Gift in your Will
A gift in your Will costs you nothing in your lifetime but can make a big difference to the quality of medical treatments and care received by others.
A large part of the Royal Free Charity’s income comes from gifts in Wills from our supporters and plays an increasingly important role in improving patient lives.
Your support will enable future generations to benefit from pioneering medical research and improvements in patient care at the Royal Free, Barnet and Chase Farm hospitals. Recent gifts have helped fund new research initiatives into renal and bladder disease, as well as research into new treatments for patients with breast and pancreatic cancers.
Bequests have also enabled us to transform the children’s outpatient clinic into a colourful and cheerful environment with fun art work and to provide stress-reducing massage therapies for patients receiving treatments and care for conditions such as cancer, leukaemia and dementia.
Making a gift in your Will to the Royal Free Charity, no matter how large or small, is a straightforward way to make a real difference for future patients.
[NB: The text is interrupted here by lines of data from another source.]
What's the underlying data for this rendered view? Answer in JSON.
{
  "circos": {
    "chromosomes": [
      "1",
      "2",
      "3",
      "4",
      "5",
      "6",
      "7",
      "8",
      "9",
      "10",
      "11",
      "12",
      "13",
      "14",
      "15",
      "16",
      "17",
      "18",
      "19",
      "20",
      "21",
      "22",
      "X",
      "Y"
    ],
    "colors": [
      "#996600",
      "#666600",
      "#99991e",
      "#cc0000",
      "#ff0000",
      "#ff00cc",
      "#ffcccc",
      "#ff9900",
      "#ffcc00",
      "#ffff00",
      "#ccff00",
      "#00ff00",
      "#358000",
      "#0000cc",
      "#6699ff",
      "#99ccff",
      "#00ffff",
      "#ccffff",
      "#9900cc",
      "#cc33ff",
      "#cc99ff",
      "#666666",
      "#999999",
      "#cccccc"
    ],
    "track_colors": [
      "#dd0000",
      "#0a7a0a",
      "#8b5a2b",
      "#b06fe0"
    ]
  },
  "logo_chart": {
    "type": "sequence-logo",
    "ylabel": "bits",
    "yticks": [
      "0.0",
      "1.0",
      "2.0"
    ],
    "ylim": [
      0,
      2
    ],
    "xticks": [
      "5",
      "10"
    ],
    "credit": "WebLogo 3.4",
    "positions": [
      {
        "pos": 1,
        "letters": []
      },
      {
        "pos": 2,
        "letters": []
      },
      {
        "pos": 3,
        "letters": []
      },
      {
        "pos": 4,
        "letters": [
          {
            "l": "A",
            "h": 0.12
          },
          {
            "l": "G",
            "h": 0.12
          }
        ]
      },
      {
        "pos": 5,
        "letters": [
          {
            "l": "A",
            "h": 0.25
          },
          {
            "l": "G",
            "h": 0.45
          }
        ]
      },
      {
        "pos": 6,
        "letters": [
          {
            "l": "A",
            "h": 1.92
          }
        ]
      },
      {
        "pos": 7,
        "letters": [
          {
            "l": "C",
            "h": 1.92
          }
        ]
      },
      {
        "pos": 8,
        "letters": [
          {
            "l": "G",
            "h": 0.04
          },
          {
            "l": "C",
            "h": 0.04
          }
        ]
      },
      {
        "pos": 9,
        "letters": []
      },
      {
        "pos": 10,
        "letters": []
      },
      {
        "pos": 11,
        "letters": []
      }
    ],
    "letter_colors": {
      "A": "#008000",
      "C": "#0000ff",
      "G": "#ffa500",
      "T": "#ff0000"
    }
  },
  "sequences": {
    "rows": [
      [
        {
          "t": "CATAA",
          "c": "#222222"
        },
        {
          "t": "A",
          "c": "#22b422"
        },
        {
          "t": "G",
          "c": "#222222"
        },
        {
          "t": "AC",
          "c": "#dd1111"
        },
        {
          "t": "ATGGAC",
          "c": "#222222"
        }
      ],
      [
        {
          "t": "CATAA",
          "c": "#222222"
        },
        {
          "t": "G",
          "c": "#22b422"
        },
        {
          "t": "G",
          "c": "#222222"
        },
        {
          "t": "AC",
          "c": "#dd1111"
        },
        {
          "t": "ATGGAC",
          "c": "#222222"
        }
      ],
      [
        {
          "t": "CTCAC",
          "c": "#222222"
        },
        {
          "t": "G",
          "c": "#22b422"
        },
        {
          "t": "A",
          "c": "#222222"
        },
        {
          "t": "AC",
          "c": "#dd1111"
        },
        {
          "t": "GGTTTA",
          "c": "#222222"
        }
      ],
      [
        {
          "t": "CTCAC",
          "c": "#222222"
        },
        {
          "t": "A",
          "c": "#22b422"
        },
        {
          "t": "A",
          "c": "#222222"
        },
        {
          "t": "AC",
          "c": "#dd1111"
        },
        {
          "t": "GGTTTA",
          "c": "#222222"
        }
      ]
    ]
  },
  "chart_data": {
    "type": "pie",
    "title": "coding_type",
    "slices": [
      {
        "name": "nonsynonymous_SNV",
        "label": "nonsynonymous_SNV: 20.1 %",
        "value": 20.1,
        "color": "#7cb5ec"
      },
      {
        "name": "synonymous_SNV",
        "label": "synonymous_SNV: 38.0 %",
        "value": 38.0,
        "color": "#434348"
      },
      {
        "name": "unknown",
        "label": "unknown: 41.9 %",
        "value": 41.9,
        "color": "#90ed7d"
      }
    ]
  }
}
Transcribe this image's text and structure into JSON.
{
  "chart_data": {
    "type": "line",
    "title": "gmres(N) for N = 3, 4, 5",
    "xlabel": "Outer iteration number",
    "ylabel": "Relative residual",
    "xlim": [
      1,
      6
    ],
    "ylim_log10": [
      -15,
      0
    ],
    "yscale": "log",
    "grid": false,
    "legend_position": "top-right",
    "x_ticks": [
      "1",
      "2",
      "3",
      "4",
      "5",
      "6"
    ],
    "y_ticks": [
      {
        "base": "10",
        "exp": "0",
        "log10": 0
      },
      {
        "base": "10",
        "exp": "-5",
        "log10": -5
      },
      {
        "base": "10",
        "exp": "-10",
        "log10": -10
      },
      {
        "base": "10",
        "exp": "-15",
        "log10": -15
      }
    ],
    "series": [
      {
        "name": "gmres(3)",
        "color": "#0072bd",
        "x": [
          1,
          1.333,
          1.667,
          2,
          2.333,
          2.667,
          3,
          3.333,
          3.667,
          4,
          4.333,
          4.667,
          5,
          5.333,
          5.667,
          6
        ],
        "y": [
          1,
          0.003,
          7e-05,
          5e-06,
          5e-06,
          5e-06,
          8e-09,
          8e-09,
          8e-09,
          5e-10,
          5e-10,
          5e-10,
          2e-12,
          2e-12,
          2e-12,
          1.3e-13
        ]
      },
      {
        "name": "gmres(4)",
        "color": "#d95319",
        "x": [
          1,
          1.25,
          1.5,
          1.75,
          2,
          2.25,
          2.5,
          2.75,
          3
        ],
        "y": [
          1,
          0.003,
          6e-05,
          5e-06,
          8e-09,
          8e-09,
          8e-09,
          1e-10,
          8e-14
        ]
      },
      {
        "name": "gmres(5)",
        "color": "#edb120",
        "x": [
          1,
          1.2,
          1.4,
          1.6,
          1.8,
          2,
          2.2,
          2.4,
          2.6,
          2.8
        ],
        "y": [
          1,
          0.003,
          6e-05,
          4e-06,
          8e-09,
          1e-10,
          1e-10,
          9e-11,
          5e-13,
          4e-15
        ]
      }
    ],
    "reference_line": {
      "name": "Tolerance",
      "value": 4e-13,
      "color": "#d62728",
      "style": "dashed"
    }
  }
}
For advice or more information please contact Fred Adams (Legacies Manager) on 020 7317 7774 or at firstname.lastname@example.org.
How to leave the Royal Free Charity a gift in your Will
We are always extremely appreciative of any gift left in a Will and are happy to ensure that is spent in accordance with any expressed wishes to support a particular area of the Royal Free Charity’s work.
Advancements in research and patient care invariably happen over the years however, and we certainly hope that you live for many more years at the time of making your Will. Making a more general gift may ultimately enable the Royal Free Charity to use it to greater long-term impact for patients.
Whether you already have a Will or not, leaving a gift in a Will to the Royal Free Charity is usually a straightforward process with the help of a solicitor.
What type of gift should I leave?
There are three main ways in which people commonly choose to leave a gift to the Royal Free Charity in their Will:
a cash gift: you can choose to give a fixed amount of money, known as a “pecuniary” gift.
a percentage of your estate: you can choose to leave a share of what is left in your estate after you have provided for your family and friends, known as a “residuary” gift.
a specific gift: you can leave an item or items of value such as jewellery, artwork, buildings, land or investments such as shares.
Leaving a residuary gift is the most commonly preferred option because it means that you don’t have to change your Will later if your circumstances change.
If you want to leave a gift in your Will to support work of the Royal Free, Barnet Hospital, Chase Farm Hospital or St Peter's Trust, it is essential to include the full name of the Royal Free Charity, address and registered charity number to make sure that your gift reaches us.
We therefore recommend the following wording for the different types of legacy gift you might want to consider leaving to the Royal Free Charity:
1. Residuary gift (a share of your estate)
I give […]% of the residue of my real and personal estate to the Royal Free Charity (Registered Charity Number 1165672) of Pond Street, London NW3 2QG (for the work of ….. - area of work that you wish to support, if any). The receipt of the Honorary Treasurer or the proper officer for the time being of the Royal Free Charity shall be a complete discharge to my executors.
2. Pecuniary gift (a set sum)
I give the sum of [...in words] pounds (£… in figures) to the Royal Free Charity (Registered Charity Number 1165672) of Pond Street, London NW3 2QG (for the work of ….. - area of work that you wish to support, if any). The receipt of the Honorary Treasurer or other proper officer for the time being of the Royal Free Charity shall be a complete discharge to my executors.
3. Specific legacy gift (a named item)
I give to the Royal Free Charity (Registered Charity Number 1165672) of Pond Street, London NW3 2QG absolutely, my […name and description of item].
Making or Updating Your Will
Why do I need a Will?
Making a Will is the only way to be certain that your money and possessions go to the people and causes you care about. If you die without a valid Will your entire estate, depending on your circumstances, could be passed on to the Crown.
This can happen if you haven’t made a Will, have cancelled your Will, or your Will has been incorrectly signed or witnessed. If you do not have a Will, we recommend that you use a solicitor or professional Will writing service when making your Will to ensure it is legal and valid.
Whilst we cannot recommend any one solicitor or service, you can find a list of local solicitors from the The Law Society website.
I already have a Will, do I need to update it?
If your personal or financial circumstances change, you should review your Will to make sure it still accurately reflects your wishes for your loved ones. Changes that could affect your Will could relate to marital status or separation, a family birth or death, or moving house or moving abroad.
Changing your Will could also reflect a wish to include a particular charity. If you would simply like to add a gift in your Will for the Royal Free Charity, you can do so using by using a Codicil form.